The Denver Elections Division will be adopting BallotTrax for at least one year, as the county tries it out in a pilot program.

Around a decade ago, Denver was the first county in the country to embrace a voter notification system, Dillard said.

In 2008, the county offered an online ballot tracking system, where voters could see whether their ballots had been counted. That proved to be a poor solution, because data lagged and it was tough to use.

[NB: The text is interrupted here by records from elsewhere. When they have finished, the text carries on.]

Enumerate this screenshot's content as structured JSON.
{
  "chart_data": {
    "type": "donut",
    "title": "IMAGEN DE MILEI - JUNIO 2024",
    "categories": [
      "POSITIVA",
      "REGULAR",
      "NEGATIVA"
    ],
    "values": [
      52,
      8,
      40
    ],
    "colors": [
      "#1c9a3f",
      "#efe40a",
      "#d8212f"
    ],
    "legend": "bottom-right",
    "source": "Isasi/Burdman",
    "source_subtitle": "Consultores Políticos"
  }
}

Then the city used TrackMyVote, a mail tracking product from TrackMyMail.com, but only election officials — not voters — had access to the information.

Eventually, the county worked with a Denver-based software company, which developed a software that would use technology to track the ballots and send the information to both election officials and voters, according to a 2010 presentation from former Denver Elections Division Director Michael J. Scarpello.

That program, BallotTRACE, was beta-tested in ’09 and officially approved in 2010 — a full decade before current Secretary of State Jena Griswold created a similar statewide system in an effort to ensure greater voter transparency.

Why change what’s working in Denver?

“While Denver voters have been using our revolutionary BallotTRACE program for years, we are excited to join this pilot to make ballot tracking a truly statewide program through BallotTrax,” Denver Clerk and Recorder Paul López said in a statement. “We know that voters are better served when they are better informed, and this move will do exactly that by creating a uniform process statewide.”

For voters who are obsessed with the old BallotTRACE system, they will see a few changes with BallotTrax, but the basics should be the same. The new system will let you know when your ballot is mailed out and when it’s received.